National Centre for the Sustainable Development Goals Launches

With 10 years left to meet the UN goals on sustainable development, the centre will help accelerate Canada’s progress.

Why It Matters

No single sector can address the SDGs alone. The centre, the first of its kind in Canada, brings actors together working towards SDGs including gender equality, reducing inequality, sustainable cities, and climate action. The only way to achieve the targets is in collaboration and by starting to align our efforts.

Canada’s National Centre for the Sustainable Development Goals launched in Ottawa recently. The centre is the first of its kind in Canada, which acts as a coworking, meeting, and learning space with a focus on supporting and amplifying organizations who are addressing the United Nations’ Sustainable Development Goals (SDGs).

The SDGs were adopted by all UN member states in 2015 as a call to end poverty, protect the planet, and ensure peace and prosperity for all. The 17 goals cover areas including quality education, climate change, and reduced inequalities, and include targets ranging from ending hunger and malnutrition to ensuring universal access to sexual and reproductive health services, all by a 2030 target.

Despite Canada’s high standard of development, three million Canadians struggle to satisfy their basic needs, according to the UN. A 2018 voluntary progress report by the Canadian government on the SDGs indicated that groups such as Indigenous people, women, the LGBTQ community, newcomers, and people with disabilities face “unequal and unacceptable barriers” and “are more likely to face poverty, discrimination, and social exclusion.”

The centre, which hopes to bring actors together to tackle these issues, was spearheaded by the Community Foundations of Canada, a national network for community foundations, and Impact Hub Ottawa, a coworking space and social impact community. It is backed by 20 other organizations representing national and international groups including ONE, The MATCH International Women’s Fund, and Youth Action Now.

“With only ten years remaining to achieve the ambitious goals laid out in Agenda 2030 we are still far from the targets and need new solutions,” says Katie Miller, Managing Director of Impact Hub Ottawa and Chair of the Impact Hub Association Board. She says the centre is one of those solutions.

The idea for the centre came from realizing that most of the Impact Hub’s members (97%) align with at least one SDG, and that collaborating towards shared goals would be strategic. The centre will bring together organizations working towards SDGs relating to gender equality, reducing inequality, sustainable cities, and climate change. “The only way to achieve [the targets] is in collaboration and by starting to align our efforts,” Miller shares.

In addition to being a space for strategic networking, learning, and collective action, the centre’s location, which is in close proximity to Parliament Hill, will enable collaborations with government and other actors working towards the achievement of the SDGs, Miller says.

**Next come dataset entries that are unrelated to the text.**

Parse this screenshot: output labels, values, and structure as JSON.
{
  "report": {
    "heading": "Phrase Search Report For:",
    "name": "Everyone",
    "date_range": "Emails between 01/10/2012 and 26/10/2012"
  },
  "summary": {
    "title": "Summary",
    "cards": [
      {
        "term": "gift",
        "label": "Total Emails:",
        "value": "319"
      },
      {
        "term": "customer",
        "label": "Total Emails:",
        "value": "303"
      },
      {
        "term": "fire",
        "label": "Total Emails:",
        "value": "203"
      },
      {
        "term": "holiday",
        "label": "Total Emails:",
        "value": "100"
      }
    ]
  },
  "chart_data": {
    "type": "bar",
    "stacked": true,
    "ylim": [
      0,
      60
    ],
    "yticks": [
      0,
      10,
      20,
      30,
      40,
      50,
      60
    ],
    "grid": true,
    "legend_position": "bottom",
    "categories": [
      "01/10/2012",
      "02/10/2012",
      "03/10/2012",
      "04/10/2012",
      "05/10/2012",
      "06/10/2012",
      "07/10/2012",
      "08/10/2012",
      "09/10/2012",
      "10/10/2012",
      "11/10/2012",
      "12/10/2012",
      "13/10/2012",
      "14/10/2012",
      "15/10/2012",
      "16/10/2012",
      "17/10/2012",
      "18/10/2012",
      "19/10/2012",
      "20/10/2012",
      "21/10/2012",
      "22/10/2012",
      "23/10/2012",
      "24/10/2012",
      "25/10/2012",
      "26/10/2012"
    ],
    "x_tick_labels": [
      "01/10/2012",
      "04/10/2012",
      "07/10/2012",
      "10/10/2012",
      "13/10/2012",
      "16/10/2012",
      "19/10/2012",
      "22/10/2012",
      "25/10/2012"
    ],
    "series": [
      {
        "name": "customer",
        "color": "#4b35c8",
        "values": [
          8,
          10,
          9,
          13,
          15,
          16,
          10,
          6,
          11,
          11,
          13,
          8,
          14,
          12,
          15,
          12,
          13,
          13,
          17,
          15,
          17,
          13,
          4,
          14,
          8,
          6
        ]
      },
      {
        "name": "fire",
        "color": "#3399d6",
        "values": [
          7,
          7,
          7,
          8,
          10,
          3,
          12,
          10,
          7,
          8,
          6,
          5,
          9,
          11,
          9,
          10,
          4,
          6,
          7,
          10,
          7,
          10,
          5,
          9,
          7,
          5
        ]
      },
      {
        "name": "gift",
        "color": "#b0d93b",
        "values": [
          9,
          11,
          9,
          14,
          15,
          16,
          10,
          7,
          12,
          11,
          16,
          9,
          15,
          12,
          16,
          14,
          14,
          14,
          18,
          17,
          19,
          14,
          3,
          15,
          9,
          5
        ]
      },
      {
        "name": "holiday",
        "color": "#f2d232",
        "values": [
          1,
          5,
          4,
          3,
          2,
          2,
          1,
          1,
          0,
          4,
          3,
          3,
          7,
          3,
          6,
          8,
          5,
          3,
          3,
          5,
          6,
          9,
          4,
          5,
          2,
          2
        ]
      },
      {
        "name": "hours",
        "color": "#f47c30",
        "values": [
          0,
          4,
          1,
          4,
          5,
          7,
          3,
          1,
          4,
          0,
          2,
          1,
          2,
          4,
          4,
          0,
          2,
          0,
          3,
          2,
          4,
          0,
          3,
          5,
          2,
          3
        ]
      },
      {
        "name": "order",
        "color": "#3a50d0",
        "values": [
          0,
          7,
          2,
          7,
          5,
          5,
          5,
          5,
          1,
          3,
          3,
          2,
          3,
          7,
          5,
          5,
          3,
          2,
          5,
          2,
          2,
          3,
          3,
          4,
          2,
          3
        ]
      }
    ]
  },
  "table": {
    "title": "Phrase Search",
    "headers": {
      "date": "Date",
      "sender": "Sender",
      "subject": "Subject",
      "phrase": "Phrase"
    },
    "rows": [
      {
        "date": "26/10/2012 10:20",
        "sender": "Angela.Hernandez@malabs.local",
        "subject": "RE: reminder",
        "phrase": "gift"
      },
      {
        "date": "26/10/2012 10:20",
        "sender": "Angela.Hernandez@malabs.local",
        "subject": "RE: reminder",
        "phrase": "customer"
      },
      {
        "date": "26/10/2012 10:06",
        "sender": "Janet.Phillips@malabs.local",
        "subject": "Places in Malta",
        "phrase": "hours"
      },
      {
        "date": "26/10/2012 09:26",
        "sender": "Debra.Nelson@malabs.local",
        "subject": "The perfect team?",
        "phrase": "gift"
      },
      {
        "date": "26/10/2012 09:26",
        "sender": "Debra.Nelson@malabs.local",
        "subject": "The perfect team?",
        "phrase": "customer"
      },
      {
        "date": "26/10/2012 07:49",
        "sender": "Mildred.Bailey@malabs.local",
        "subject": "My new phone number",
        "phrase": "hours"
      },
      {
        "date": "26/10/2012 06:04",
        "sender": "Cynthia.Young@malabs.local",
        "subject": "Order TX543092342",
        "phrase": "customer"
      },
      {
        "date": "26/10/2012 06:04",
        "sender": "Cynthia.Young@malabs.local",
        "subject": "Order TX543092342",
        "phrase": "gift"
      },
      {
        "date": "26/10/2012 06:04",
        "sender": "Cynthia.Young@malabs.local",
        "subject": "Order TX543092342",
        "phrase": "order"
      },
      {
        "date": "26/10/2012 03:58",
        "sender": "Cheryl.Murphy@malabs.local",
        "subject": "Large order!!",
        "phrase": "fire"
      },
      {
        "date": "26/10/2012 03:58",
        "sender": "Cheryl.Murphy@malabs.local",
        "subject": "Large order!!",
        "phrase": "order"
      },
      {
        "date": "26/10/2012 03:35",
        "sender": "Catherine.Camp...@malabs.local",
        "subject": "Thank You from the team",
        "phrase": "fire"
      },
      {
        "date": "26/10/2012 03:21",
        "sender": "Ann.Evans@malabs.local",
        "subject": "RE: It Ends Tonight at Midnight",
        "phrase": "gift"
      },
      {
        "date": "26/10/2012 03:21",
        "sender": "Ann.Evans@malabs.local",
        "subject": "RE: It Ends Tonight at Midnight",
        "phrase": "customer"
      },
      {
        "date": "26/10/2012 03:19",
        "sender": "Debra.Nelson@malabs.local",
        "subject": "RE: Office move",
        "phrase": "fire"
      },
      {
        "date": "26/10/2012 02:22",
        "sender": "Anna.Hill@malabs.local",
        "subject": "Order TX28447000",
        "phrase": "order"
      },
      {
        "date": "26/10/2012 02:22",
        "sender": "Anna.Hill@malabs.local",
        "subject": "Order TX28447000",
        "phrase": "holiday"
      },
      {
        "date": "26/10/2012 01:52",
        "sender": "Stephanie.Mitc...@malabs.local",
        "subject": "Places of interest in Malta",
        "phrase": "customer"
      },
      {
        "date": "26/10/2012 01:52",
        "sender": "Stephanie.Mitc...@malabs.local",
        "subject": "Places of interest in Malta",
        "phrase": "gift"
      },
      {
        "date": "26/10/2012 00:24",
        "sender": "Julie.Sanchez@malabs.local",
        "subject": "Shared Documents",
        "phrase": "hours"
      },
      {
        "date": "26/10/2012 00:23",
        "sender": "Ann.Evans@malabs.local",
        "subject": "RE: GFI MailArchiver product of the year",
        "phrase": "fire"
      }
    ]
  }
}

“We’ve started the programming and we’re bringing together leaders working in these areas [gender, inequality, climate, and sustainability] to come together,” Miller says. “It’s neutral, cross-sectoral, and brings attention to the SDGs both for organizations and the broader public.” The centre’s programming, which is accessible non-members of Impact Hub, includes an information session series on climate change and an “SDG Deep Dive Series” which will bring together leaders and organizations working towards the goals to explore collaboration opportunities. The events target changemakers, activists, and organizations working towards social equity and global development initiatives.

“No single sector can address the SDGs alone. The way we connect, do business and empower each other needs to shift if we are going to pursue a future where everyone belongs,” says Andrew Chunilall, CEO with Community Foundations of Canada.

In a 2017 address to the UN which mostly focused on historic and ongoing injustices committed against Canada’s Indigenous people, Prime Minister Justin Trudeau said the SDGs “are as meaningful in Canada as they are everywhere else in the world.”

This is demonstrated by the reality that one out of every seven Canadians lives in poverty, Indigenous communities are in a state of emergency over water quality, and the Canadian north experiences the impacts of climate change at double the global rate.

The launch of the national centre for the SDGs comes during the United Nations’ Global Goals and Climate Week, where global leaders gathered in New York to discuss the 2030 agenda for sustainable development.